The interesting bit in the latest Rangers Review talk isn’t really about any single name. It’s the broader theme: Rangers now being reactive rather than proactive in the market, with an attacker only arriving if an attacker leaves first.
Fans can argue about whether that’s the right way to run a window, but it’s at least a recognisable strategy. It’s also one we’ve seen plenty of times in Scottish football. You can want ambition and still accept that the wage bill, the squad size and the reality of moving players on can force your hand.
Outgoings before incomings feels like the new plan
The claim is that players who are currently getting minutes won’t be sold and loans won’t be cut short, and that the focus is now firmly on getting bodies out the door. That, on its own, suggests the club sees the existing group as “the group” for the immediate run, unless something changes quickly.
It also points to the sort of window where the last week becomes the key week. That’s always a nervous place to be as a support, because you’re waiting on dominoes. One club shifts a player, your club reacts, and suddenly you’ve got someone in with a couple of days left to bed in. We’ve lived that movie before.
The “can’t pass it up” line is the one to watch
The mention of Andrew Cavanagh still being willing to do business if a deal is too good to ignore is the sort of thing that can mean anything. In practice, it usually comes down to opportunistic moves: the right player becoming available, the right price, the right wages, and maybe a selling club needing to act.

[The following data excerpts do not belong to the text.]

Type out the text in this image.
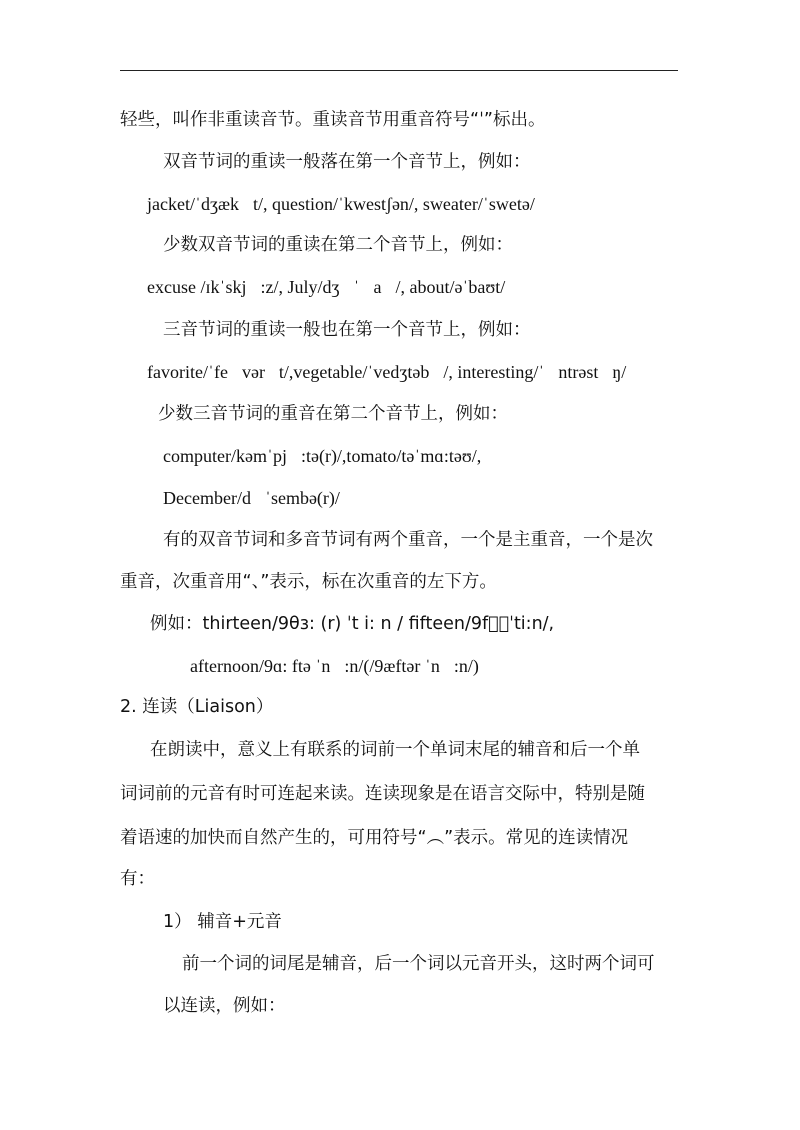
轻些，叫作非重读音节。重读音节用重音符号“ˈ”标出。

双音节词的重读一般落在第一个音节上，例如：

jacket/ˈdʒæk⃞t/, question/ˈkwestʃən/, sweater/ˈswetə/

少数双音节词的重读在第二个音节上，例如：

excuse /ɪkˈskj⃞:z/, July/dʒ⃞ˈ⃞a⃞/, about/əˈbaʊt/

三音节词的重读一般也在第一个音节上，例如：

favorite/ˈfe⃞vər⃞t/,vegetable/ˈvedʒtəb⃞/, interesting/ˈ⃞ntrəst⃞ŋ/

少数三音节词的重音在第二个音节上，例如：

computer/kəmˈpj⃞:tə(r)/,tomato/təˈmɑ:təʊ/,

December/d⃞ˈsembə(r)/

有的双音节词和多音节词有两个重音，一个是主重音，一个是次

重音，次重音用“、”表示，标在次重音的左下方。

例如：thirteen/9θɜ: (r) ˈt i: n / fifteen/9f⃞⃞ˈti:n/,

afternoon/9ɑ: ftə ˈn⃞:n/(/9æftər ˈn⃞:n/)

2. 连读（Liaison）

在朗读中，意义上有联系的词前一个单词末尾的辅音和后一个单

词词前的元音有时可连起来读。连读现象是在语言交际中，特别是随

着语速的加快而自然产生的，可用符号“︵”表示。常见的连读情况

有：

1） 辅音+元音

前一个词的词尾是辅音，后一个词以元音开头，这时两个词可

以连读，例如：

That’s not a promise of spending. It’s more like leaving the door open, which is fair enough. Rangers need to be smarter than just busy.
Names mentioned, but the bigger question is squad balance
Matondo, Dowell, Rothwell and Nsiala being mentioned as likely exits fits the idea that this is a tidy-up window as much as anything. Whether those moves happen or not, the point is clear: Rangers are trying to create space, not just add more options and hope it sorts itself out.
There’s also a longer-term thread in the comments about Diomande maybe moving on in the summer, and a bid expected for Raskin after the World Cup, with Chukwuani framed as a future replacement in that “starting 8” role. Again, if that’s how the club sees it, it tells you they’re planning ahead rather than just patching gaps.
And on the attacking side, the expectation that Skov Olsen adds goals and chance creation, and that competition between Gassama and Moore on the left could lift both, is exactly what you want in theory. The truth is, competition only works if the whole team’s structure supports it and everyone knows their job.
For me, the takeaway is simple: if Rangers are genuinely going reactive, then the outgoings become the story. The rest follows after that.
A sensible fan warning on “sources”
Even when a report is coming from a trusted outlet, the “sources inside the club” line should always be treated carefully. Windows move fast, plans change, and what’s true on Monday can be irrelevant by Friday. It’s worth keeping the wider theme in mind (outgoings first, late movement), without treating every named detail as nailed on.